The current surge is almost three times bigger than that of last spring, according to Prof Nolan, who pointed out that one-quarter of all hospitalisations have occurred since December 20th.Prof Nolan said a backlog of confirmed cases had been resolved and reported last week.

There were 146 Covid-19 patients in ICU yesterday, just short of the peak recorded last spring, with 76 of these on ventilation. With a further 125 non-Covid patients in ICU, 32 beds remained free.

The highly transmissible variant of Covid-19 that first originated in the UK accounted for 45 per cent of samples genetically sequenced by the National Virus Reference Laboratory, its director Dr Cillian De Gascun said.

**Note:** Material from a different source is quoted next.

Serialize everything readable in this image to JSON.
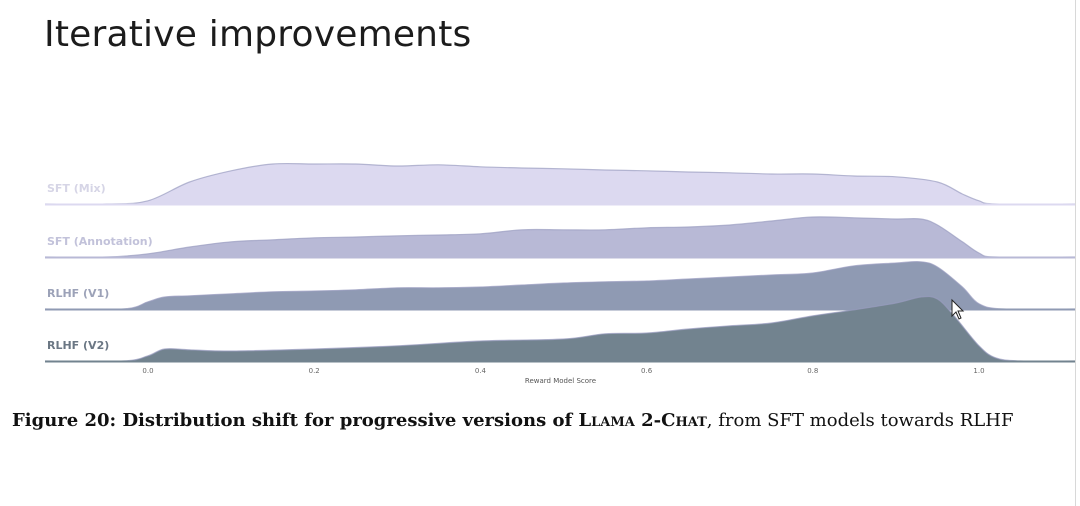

Although based on a small sample of 94 specimens, this represents a large increase from the 9 per cent recorded before Christmas.

Asked about the Taoiseach’s suggestion that people should wear masks outdoors, Dr Holohan said it was good advice.

He described commentary on the alleged failure to forecast the extent of the deterioration in the Covid-19 situation as a distraction.

“What’s happening now is what is important. Now is not the time for divisive debate and commentary. We know what we have to do, and we know the vaccine is coming.”